LA Herbivore

Musings on the Los Angeles vegan food scene


Neon sign reading Pura Vita

Pura Vita

The entrance to Pura Vita is relatively unassuming for a notable in the LA vegan dining scene. That is to say there are no pampas grass arrangements in hand-crafted clay vases, boho-chic tapestries, or cascading walls of succulents kept alive through witchcraft and spray bottles. Sure there’s some greenery in the foyer and windows, but what self-respecting Angeleno doesn’t have a few hanging planters? 

Inside, perfectly equidistant wine bottles line the wall on the pizzeria side of the restaurant, and blood red backlighting emanates from behind the bar. On a window facing the street their translucent logo is fully backlit like a stained glass window – – a chef’s knife impaling a dripping tomato. The ambience is gothic industrial minimalism meets informal east coast Italian dining. Edison bulbs in wrought iron pendant lamps, brick facades, lovely geometric tiling and crystal skull sconces. Trattoria meets ristorante meets turn-of-the-century vampire nightclub. Incidentally, there are no decorative braids of garlic in sight.

The soundtrack is straight from the K-Earth 101 playbook, comfort food spanning from motown to classic pop. Billy Joel is feeling his oats around verse three of “The Longest Time” as we review our options. The menu is also playing the hits, and a peek around clarifies the restaurant’s crossover appeal. A sharply-dressed young man with a tattoo sleeve and his well-coiffed partner give first date energy over at the bar, while to our right an extremely white teenager sulks under his durag while his mother coaxes him into ordering the eggplant parmigiana. I get the sense that it’s a popular spot for vegans to dine with the like-minded or baptize unwitting carnivores, so without overthinking the menu my wife and I settle on the Linguine Di Mare and the Capricciosa pizza.

The Linguini Di Mare is a spicy scallop pasta with a white wine sauce. The garlic packs a bite, and the king oyster mushroom scallops are an extremely cheeky reproduction. The briny flavor is right on, and confidently holds the dish together. Was it braised with a sheet of kombu? The waitstaff aren’t giving anything up.

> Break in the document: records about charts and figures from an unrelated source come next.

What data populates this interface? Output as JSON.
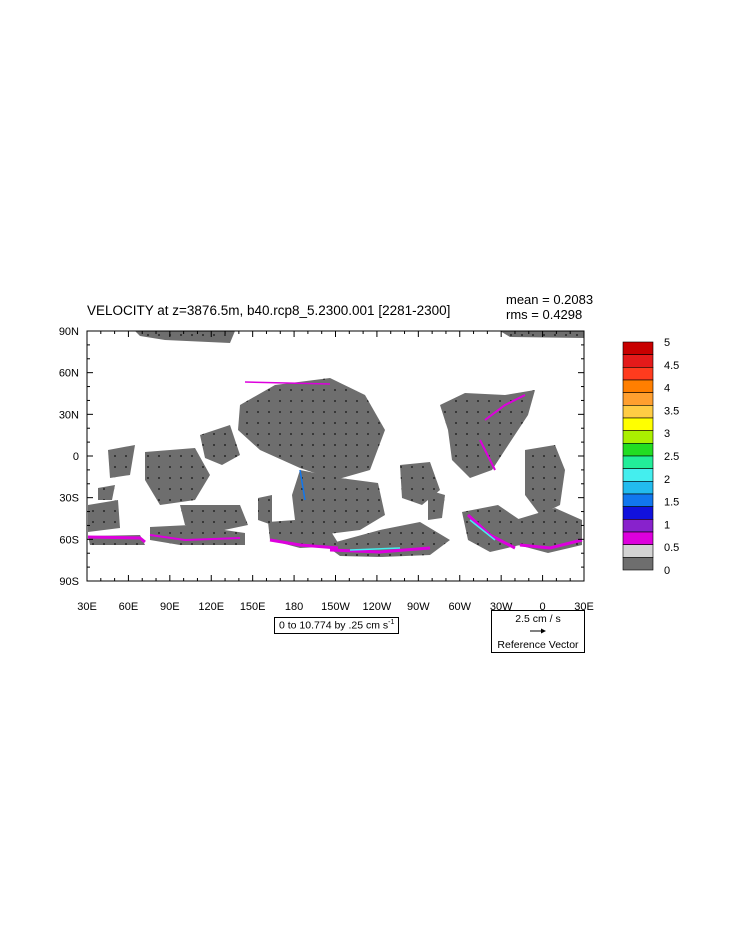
{
  "title": "VELOCITY at z=3876.5m, b40.rcp8_5.2300.001 [2281-2300]",
  "stats": {
    "mean": "mean = 0.2083",
    "rms": "rms = 0.4298"
  },
  "contour_info": "0 to 10.774 by .25 cm s",
  "contour_info_sup": "-1",
  "reference_vector": {
    "magnitude": "2.5 cm / s",
    "caption": "Reference Vector"
  },
  "lat_labels": [
    "90N",
    "60N",
    "30N",
    "0",
    "30S",
    "60S",
    "90S"
  ],
  "lon_labels": [
    "30E",
    "60E",
    "90E",
    "120E",
    "150E",
    "180",
    "150W",
    "120W",
    "90W",
    "60W",
    "30W",
    "0",
    "30E"
  ],
  "colorbar": {
    "labels": [
      "5",
      "4.5",
      "4",
      "3.5",
      "3",
      "2.5",
      "2",
      "1.5",
      "1",
      "0.5",
      "0"
    ],
    "colors_top_to_bottom": [
      "#c80000",
      "#e41a1a",
      "#ff3b1e",
      "#ff7f00",
      "#ff9f2f",
      "#ffcc44",
      "#ffff00",
      "#aaf000",
      "#22dd22",
      "#22ee99",
      "#44eeee",
      "#22bbee",
      "#1177ee",
      "#1111dd",
      "#8822cc",
      "#dd00dd",
      "#d3d3d3",
      "#6e6e6e"
    ]
  },
  "colors": {
    "land_fill": "#6e6e6e",
    "accent_velocity": "#dd00dd"
  }
}
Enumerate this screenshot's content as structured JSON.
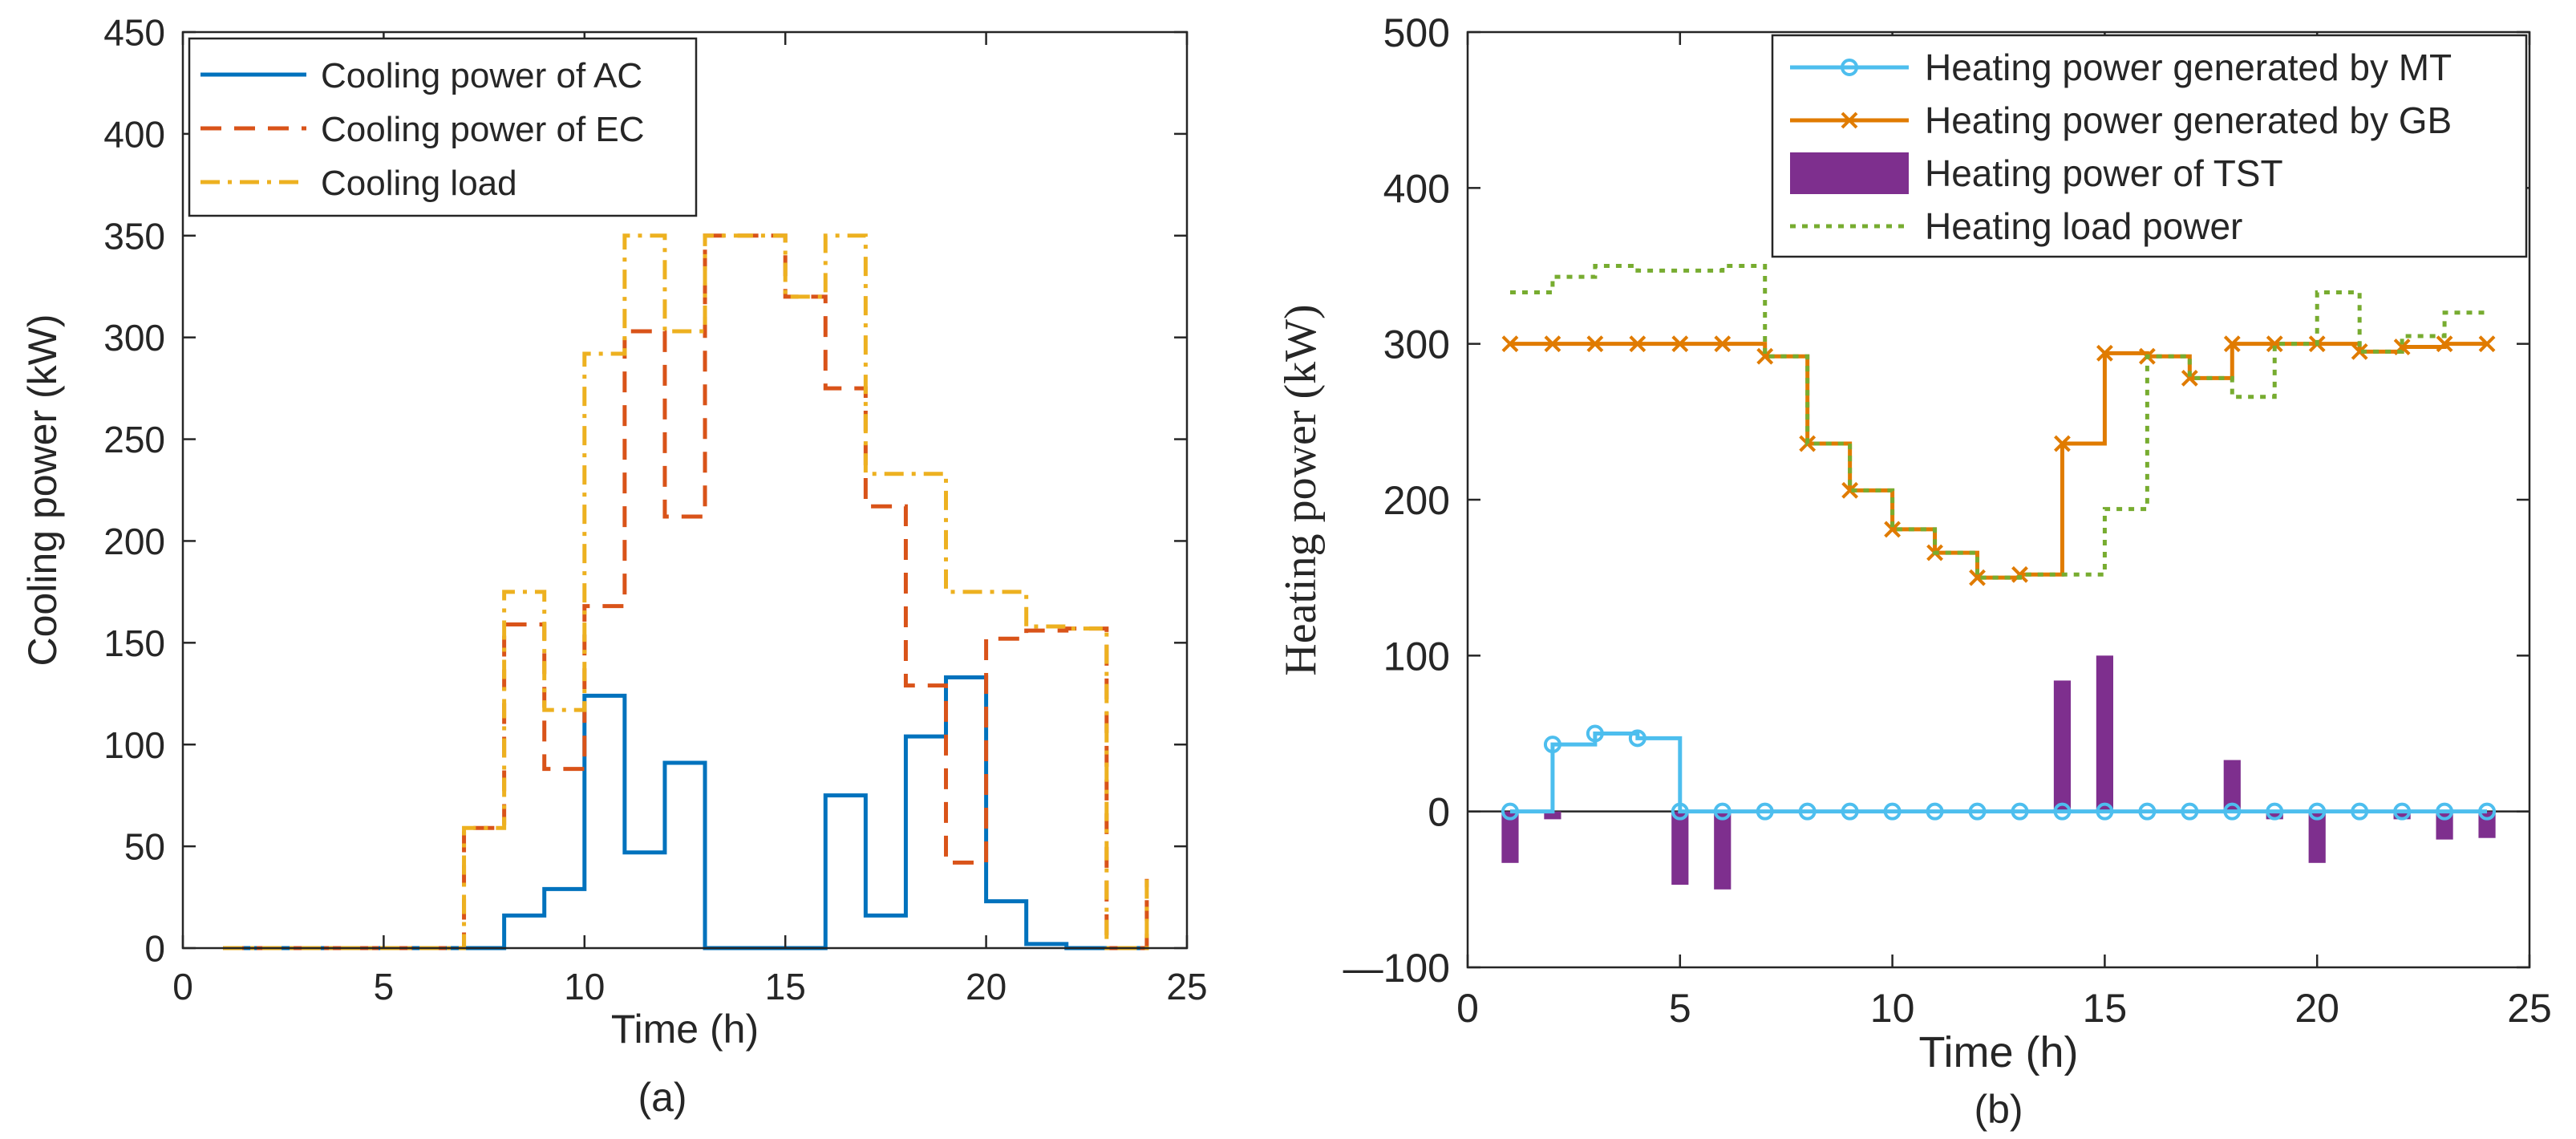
{
  "chart_data": [
    {
      "id": "a",
      "type": "line",
      "step": "post",
      "panel_label": "(a)",
      "xlabel": "Time (h)",
      "ylabel": "Cooling power (kW)",
      "xlim": [
        0,
        25
      ],
      "ylim": [
        0,
        450
      ],
      "xticks": [
        0,
        5,
        10,
        15,
        20,
        25
      ],
      "yticks": [
        0,
        50,
        100,
        150,
        200,
        250,
        300,
        350,
        400,
        450
      ],
      "x": [
        1,
        2,
        3,
        4,
        5,
        6,
        7,
        8,
        9,
        10,
        11,
        12,
        13,
        14,
        15,
        16,
        17,
        18,
        19,
        20,
        21,
        22,
        23,
        24
      ],
      "legend_position": "top-left",
      "series": [
        {
          "name": "Cooling power of AC",
          "color": "#0072BD",
          "style": "solid",
          "values": [
            0,
            0,
            0,
            0,
            0,
            0,
            0,
            16,
            29,
            124,
            47,
            91,
            0,
            0,
            0,
            75,
            16,
            104,
            133,
            23,
            2,
            0,
            0,
            0
          ]
        },
        {
          "name": "Cooling power of EC",
          "color": "#D95319",
          "style": "dashed",
          "values": [
            0,
            0,
            0,
            0,
            0,
            0,
            59,
            159,
            88,
            168,
            303,
            212,
            350,
            350,
            320,
            275,
            217,
            129,
            42,
            152,
            156,
            157,
            0,
            34
          ]
        },
        {
          "name": "Cooling load",
          "color": "#EDB120",
          "style": "dashdot",
          "values": [
            0,
            0,
            0,
            0,
            0,
            0,
            59,
            175,
            117,
            292,
            350,
            303,
            350,
            350,
            320,
            350,
            233,
            233,
            175,
            175,
            158,
            157,
            0,
            34
          ]
        }
      ]
    },
    {
      "id": "b",
      "type": "line",
      "step": "post",
      "panel_label": "(b)",
      "xlabel": "Time (h)",
      "ylabel": "Heating power (kW)",
      "xlim": [
        0,
        25
      ],
      "ylim": [
        -100,
        500
      ],
      "xticks": [
        0,
        5,
        10,
        15,
        20,
        25
      ],
      "yticks": [
        -100,
        0,
        100,
        200,
        300,
        400,
        500
      ],
      "ytick_labels": [
        "—100",
        "0",
        "100",
        "200",
        "300",
        "400",
        "500"
      ],
      "x": [
        1,
        2,
        3,
        4,
        5,
        6,
        7,
        8,
        9,
        10,
        11,
        12,
        13,
        14,
        15,
        16,
        17,
        18,
        19,
        20,
        21,
        22,
        23,
        24
      ],
      "legend_position": "top-right",
      "series": [
        {
          "name": "Heating power generated by MT",
          "color": "#4DBEEE",
          "style": "solid",
          "marker": "circle",
          "values": [
            0,
            43,
            50,
            47,
            0,
            0,
            0,
            0,
            0,
            0,
            0,
            0,
            0,
            0,
            0,
            0,
            0,
            0,
            0,
            0,
            0,
            0,
            0,
            0
          ]
        },
        {
          "name": "Heating power generated by GB",
          "color": "#E07B00",
          "style": "solid",
          "marker": "x",
          "values": [
            300,
            300,
            300,
            300,
            300,
            300,
            292,
            236,
            206,
            181,
            166,
            150,
            152,
            236,
            294,
            292,
            278,
            300,
            300,
            300,
            295,
            298,
            300,
            300
          ]
        },
        {
          "name": "Heating power of TST",
          "color": "#7E2F8E",
          "style": "bar",
          "values": [
            -33,
            -5,
            0,
            0,
            -47,
            -50,
            0,
            0,
            0,
            0,
            0,
            0,
            0,
            84,
            100,
            0,
            0,
            33,
            -5,
            -33,
            0,
            -5,
            -18,
            -17
          ]
        },
        {
          "name": "Heating load power",
          "color": "#77AC30",
          "style": "dotted",
          "values": [
            333,
            343,
            350,
            347,
            347,
            350,
            292,
            236,
            206,
            181,
            166,
            150,
            152,
            152,
            194,
            292,
            278,
            266,
            300,
            333,
            295,
            305,
            320,
            320
          ]
        }
      ]
    }
  ]
}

The Capricciosa is a red pie laden with clumps of cashew mozzarella, artichoke heart, sliced crimini, and halved kalamata olives. A ‘shiitake bacon’ that comes out closer in consistency to a tender tapenade rounds out the lineup. The marinara is fresh and sweet. The cremini mushrooms are shaved thin, and like the shiitake bacon they lend a subtle pop to each bite without adding too much body. Conversely, the artichoke hearts are roughly quartered and retain their delicate flavor through the bake. Judiciously-spaced kalamata olives deliver a salty kick that wakes up the palate to the rest of the pie’s subtler toppings. The cashew mozzarella is a showstopper, its richness rounding the other punchier notes into shape. The crust is a dish unto itself. The char is even and light; the touch of bitterness complements the jammy marinara remains on the side of the crust, and there’s a gentle crackle to the finish that belies the chewy interior.

Other dishes to try include the excellent charred broccolini, served on a bed of ricotta drizzled with a vegan honey, and a fiery and bold spaghetti puttanesca. If the image of a pasta puttanesca in your mind’s eye resembles an anemic nest of angel hair with a shake of chili flakes and a handful of jarred olives and capers, you ought to treat yourself to a fresh perspective. Perhaps I’ve had some singularly weak pastas in my life, but my wife also found this example revelatory. If you catch their tagliatelle al funghi special it’s a must-have. The carbonara and lasagna from their year-round menu are equally wonderful – – in particular, the strong note of lemon zest in the carbonara offsets the nutty and funky base quite spectacularly. However, make no mistake that the pizza is what will keep you up at night staring at the ceiling and reflecting on life’s great mysteries.

The most unexpected thing about going vegan has been the re-construction of not just my palate but my overall relationship with food. The special-occasion foods were meant to be difficult to give up, and the workday fare should have been easy. Sometimes comfort foods only present as such when they cease to be a part of your life, but it wasn’t until a truly special pie came back into mine that I realized how much pizza meant to me. This was the most emotional meal I’ve had in a long time.

Though the ambience walks the line between classic and kitsch it does so purposefully and on its own terms, and it’s clear that this restaurant is deeply secure. By nailing the classics with some novel plant-based interpretations, Pura Vita offers a timeless experience for vegans and omnivores alike.